L’utilisation de charbon ou pétrole, n’est pas adaptée. Quant à l’électricité, l’entreprise a déjà investi dans un système hybride, permettant un chauffage électrique partiel dans ses fours, mais cela ne répond qu’à « 10% » de ses besoins. L’hydrogène pourrait remplacer le gaz naturel, mais son développement n’est pas encore suffisamment avancé en Allemagne.
Le gouvernement allemand frappe à toutes les portes pour diversifier ses sources d’approvisionnement mais estime ne pouvoir se passer du fournisseur russe avant mi-2024. La Russie fournissait avant la guerre 55% des importations allemandes de gaz naturel, devant les livraisons de la Norvège et des Pays-Bas.
« Le moins cher »
« Les dernières décennies, marquées par la dérégulation du marché de l’énergie, nous ont conduits à choisir le gaz le moins cher, celui fourni par le gazoduc russe », a reconnu début février l’ancien vice-chancelier social-démocrate Sigmar Gabriel.
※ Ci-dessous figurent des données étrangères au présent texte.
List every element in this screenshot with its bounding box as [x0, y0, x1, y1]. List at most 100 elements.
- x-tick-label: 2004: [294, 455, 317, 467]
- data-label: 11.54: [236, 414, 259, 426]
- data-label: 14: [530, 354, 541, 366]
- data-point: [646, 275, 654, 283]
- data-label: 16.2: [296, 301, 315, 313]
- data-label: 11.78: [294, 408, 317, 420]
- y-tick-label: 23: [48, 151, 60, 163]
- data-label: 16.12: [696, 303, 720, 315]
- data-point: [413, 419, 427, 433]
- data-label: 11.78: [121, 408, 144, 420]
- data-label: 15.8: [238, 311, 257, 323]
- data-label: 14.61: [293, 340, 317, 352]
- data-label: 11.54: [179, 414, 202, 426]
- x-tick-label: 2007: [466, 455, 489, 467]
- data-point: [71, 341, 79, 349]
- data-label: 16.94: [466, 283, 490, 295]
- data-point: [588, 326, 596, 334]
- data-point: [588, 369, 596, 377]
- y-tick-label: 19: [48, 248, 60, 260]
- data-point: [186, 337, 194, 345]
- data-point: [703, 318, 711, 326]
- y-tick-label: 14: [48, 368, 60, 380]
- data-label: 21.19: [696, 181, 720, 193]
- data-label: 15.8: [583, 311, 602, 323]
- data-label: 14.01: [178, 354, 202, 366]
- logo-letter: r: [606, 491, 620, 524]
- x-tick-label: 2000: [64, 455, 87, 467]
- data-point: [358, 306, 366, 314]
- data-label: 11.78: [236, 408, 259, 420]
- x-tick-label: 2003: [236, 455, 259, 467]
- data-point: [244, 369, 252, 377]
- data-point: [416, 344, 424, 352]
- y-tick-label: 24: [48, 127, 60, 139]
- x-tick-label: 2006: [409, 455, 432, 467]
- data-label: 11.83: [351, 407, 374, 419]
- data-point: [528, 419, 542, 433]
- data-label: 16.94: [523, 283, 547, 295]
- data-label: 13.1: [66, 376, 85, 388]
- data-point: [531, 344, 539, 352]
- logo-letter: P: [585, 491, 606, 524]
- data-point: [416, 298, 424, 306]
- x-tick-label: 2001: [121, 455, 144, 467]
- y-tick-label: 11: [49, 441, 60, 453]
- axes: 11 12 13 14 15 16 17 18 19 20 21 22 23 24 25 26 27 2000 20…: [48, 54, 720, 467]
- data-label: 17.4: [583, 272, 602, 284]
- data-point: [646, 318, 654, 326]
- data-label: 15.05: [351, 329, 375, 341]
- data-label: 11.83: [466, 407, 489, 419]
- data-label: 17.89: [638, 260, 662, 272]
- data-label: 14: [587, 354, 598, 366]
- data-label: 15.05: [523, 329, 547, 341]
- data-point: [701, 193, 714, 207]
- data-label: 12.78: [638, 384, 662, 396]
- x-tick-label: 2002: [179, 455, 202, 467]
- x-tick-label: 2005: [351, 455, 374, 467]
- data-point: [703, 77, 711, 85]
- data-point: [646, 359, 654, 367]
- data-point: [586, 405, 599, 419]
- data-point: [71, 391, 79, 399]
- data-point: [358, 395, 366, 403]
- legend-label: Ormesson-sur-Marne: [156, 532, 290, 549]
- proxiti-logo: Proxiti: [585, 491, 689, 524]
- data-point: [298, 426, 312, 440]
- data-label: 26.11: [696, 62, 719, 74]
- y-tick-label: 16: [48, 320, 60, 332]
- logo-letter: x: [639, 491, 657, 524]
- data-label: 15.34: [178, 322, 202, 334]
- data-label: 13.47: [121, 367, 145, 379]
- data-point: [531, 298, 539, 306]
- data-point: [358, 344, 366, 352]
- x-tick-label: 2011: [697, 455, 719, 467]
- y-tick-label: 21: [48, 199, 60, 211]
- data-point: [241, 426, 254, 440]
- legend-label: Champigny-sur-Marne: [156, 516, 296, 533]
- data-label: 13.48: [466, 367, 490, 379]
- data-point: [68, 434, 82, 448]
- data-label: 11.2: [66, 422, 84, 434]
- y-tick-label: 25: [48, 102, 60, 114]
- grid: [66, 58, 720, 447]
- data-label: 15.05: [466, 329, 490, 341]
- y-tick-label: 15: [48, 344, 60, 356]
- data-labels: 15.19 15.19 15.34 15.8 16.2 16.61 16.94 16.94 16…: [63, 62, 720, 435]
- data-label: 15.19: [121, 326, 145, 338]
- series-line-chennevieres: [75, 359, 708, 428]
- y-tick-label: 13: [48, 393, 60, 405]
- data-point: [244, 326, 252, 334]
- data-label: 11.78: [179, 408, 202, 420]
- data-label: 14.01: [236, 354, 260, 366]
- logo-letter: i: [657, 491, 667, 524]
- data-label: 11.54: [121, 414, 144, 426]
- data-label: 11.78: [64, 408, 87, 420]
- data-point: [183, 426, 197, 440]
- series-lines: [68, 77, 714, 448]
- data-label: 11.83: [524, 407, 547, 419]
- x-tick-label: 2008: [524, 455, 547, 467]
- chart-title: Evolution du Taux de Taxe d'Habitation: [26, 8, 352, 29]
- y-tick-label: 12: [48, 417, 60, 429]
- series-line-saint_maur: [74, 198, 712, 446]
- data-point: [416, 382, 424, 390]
Cette dépendance s’est bâtie sur les relations privilégiées entretenues par les gouvernements allemands avec la Russie depuis les années 1970. « Un embargo obligerait l’Allemagne à rationner », provoquant une « récession », résume l’économiste Andrew Kenningman, chef économiste Europe pour le cabinet de conseil Capital Economics.
Il entraînerait des « interruptions de production », « des pertes d’emploi » et « des dommages massifs aux installations », a plaidé de son côté le BDI, puissant lobby industriel. Le géant de la chimie BASF a par exemple prévenu qu’une division par deux de l’approvisionnement en gaz russe suffirait pour « arrêter » son emblématique site de Ludwighsafen (ouest), où travaillent près de 30.000 personnes.
Parmi les secteurs les plus vulnérables à la consommation de gaz figurent l’industrie du papier, la sidérurgie et la chimie, selon un rapport de la banque LBBW. Même sans embargo, l’industrie allemande est déjà fragilisée par la flambée des prix de l’énergie, qui ont bondi sur un an de 39,5% en mars, après des augmentations de 22,5% en février et de 20,5% en janvier. Résultat : la verrerie de Tschernitz est à la peine pour rester compétitive face à la concurrence chinoise.
Près de 170 GWh de gaz sont consommés chaque année dans les fours de l’usine pour chauffer, à plus de 1.600 degrés, la matière première – du quartz ou du dolomite-, et la transformer en verre pour panneaux solaires.